Solved – Setting up dataset for Cox regression with time-dependent variables

cox-modeldatasetregressionsurvival

I posed a question about how to set up the code for this question here (Psychometrics: Survival analysis of help seeking behaviors) and @Fomite suggested that I pose a separate question about whether my data are set up correctly.

Background:
I'm studying people seeking help. Participants described contacts with between 1 and 3 "responders" (e.g., friends, the police) in order- for example, a participant could have contacted just responder 1, or responder 1, then responder 2, then responder 3. I'm trying to predict help-seeking dropout, meaning that, for example, a participant contacted responder 1 but did not go on to contact a second or third responder- that participant would have a dropout at responder 1. So unlike other survival analysis, the observations are responders rather than time points- but they're still ordered in time. The independent variables in my model include characteristics of the people seeking help (e.g., gender) and aspects of their interactions with the responders (e.g., whether they liked the interaction). The data are right-censored for those participants who said that they contacted more than three responders because they could not record more than three responders in the survey. There are two people who only reported on responder 3; those people are left-censored because data are missing for responders 1 and 2.

Current data setup:
The data are set up as a person-period dataset such that there is a line for each responder, which means that most participants have multiple lines. Responders are nested within participants. So a participant that contacted two responders would have two lines in the dataset; the participant-level data is the same in both lines and the responder-level data is different.

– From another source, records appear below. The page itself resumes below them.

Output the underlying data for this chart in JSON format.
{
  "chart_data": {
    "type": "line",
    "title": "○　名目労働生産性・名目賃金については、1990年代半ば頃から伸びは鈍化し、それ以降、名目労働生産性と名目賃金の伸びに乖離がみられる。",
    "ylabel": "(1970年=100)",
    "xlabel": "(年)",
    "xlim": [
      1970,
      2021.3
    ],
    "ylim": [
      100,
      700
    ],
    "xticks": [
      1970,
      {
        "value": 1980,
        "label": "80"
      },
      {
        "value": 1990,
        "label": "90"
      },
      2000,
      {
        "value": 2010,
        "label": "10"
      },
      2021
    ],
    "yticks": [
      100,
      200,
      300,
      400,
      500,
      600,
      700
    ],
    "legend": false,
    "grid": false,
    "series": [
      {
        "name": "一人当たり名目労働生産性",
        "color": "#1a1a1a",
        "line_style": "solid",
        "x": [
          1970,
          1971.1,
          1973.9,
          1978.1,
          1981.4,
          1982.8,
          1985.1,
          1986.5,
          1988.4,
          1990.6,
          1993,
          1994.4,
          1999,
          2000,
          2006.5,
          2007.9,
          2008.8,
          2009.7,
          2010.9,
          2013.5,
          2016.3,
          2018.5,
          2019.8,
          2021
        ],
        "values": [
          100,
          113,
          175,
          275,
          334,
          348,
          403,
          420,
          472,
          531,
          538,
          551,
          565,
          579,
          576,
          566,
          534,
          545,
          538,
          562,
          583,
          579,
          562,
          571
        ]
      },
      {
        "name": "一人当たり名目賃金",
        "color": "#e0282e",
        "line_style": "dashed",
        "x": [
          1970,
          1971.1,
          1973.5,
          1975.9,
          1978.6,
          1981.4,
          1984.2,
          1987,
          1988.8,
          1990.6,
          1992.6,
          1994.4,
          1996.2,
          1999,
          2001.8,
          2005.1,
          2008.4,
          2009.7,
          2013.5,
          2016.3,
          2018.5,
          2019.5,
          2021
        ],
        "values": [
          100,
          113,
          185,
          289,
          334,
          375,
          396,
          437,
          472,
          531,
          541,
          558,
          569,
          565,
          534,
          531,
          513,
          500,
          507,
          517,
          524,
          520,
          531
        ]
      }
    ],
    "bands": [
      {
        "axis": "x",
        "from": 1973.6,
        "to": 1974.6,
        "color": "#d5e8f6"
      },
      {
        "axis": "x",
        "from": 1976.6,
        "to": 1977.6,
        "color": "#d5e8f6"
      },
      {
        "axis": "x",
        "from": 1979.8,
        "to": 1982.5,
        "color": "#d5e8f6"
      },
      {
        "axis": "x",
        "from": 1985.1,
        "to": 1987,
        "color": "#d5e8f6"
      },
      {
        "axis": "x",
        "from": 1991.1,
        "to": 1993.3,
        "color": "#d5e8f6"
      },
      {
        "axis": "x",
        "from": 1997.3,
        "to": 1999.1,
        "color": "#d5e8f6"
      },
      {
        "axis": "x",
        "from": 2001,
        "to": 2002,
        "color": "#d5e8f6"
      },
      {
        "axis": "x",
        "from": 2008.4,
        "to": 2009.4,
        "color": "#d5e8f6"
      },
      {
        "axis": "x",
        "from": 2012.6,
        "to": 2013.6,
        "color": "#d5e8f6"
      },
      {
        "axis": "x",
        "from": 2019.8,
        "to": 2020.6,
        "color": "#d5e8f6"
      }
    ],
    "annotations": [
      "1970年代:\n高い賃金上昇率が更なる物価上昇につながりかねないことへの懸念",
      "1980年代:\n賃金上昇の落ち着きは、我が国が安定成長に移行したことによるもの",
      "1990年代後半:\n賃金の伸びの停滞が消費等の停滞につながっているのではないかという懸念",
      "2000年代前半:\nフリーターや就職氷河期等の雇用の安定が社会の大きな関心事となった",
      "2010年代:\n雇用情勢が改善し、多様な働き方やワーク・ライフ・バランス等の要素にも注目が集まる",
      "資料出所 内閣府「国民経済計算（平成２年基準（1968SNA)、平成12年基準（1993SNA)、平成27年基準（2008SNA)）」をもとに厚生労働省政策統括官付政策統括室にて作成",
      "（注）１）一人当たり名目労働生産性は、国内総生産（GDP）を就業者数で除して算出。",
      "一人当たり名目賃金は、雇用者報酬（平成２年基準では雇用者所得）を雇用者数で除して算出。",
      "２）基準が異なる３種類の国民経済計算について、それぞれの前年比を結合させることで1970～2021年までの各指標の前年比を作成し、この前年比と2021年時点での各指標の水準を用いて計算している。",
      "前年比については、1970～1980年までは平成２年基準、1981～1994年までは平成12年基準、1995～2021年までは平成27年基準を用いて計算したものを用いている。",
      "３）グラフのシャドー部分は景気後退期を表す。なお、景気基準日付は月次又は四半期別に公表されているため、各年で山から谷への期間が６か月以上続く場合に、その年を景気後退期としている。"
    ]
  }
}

Here's what the data looks like now: https://flic.kr/p/s1fW6k

Variables:

Participant-level:

  • id is the ID number for the participant.
  • gender is the participant's gender; 1 = woman and 2 = man

    Responder-level:

  • responder represents the responder number in the order that the participant contacted them. Possible values are 1, 2, and 3.
  • stoppedhelpseeking represents whether the participant stopped seeking help/dropped out after contacting that responder; 0 = no and 1 = yes. This is the event that I'm hoping to predict.
  • likedresponder represents whether the participant liked their interaction with the responder; 0 = no and 1 = yes
  • censor represents whether the participant did not report a dropout by responder 3. It is coded for their last recorded responder in the dataset.

    My question:
    @Fomite pointed out that, the way I've set up my data, each responder with a 0 value for stoppedhelpseeking will have a censored event time. This doesn't sound like what I want- what I'm hoping to predict is the point at which people drop out of help-seeking. Censoring should occur at the participant level, not the responder level. What's the right way to set this up to model things correctly?

  • Best Answer

    Actually, the censoring of everything with stoppedhelpseeking=0 is what you want.

    Having a subject with a time-dependent covariate is the same as having that subject leave the study when the covariate changes, and another subject with slightly different covariates enter the study at the same time. So you do want it to look like everything with stoppedhelpseeking=0 got censored. And then you want to claim that this person only entered that study when their previous version exited the study--so the person with responder 1 was in the study for the "time" interval (0, 1], the person with responder 2 was there for time interval (1, 2], etc. In this case your censor variable is actually irrelevant.

    I don't know SAS, but in R, the way you would set up the response variable here is Surv(responder-1, responder, stoppedhelpseeking). For more info, see section 2 of this vignette. I imagine it's similar in other statistical software.

    EDIT: based on @Fomite's answer to your other question, you can probably use something like entry=responder-1 to encode this?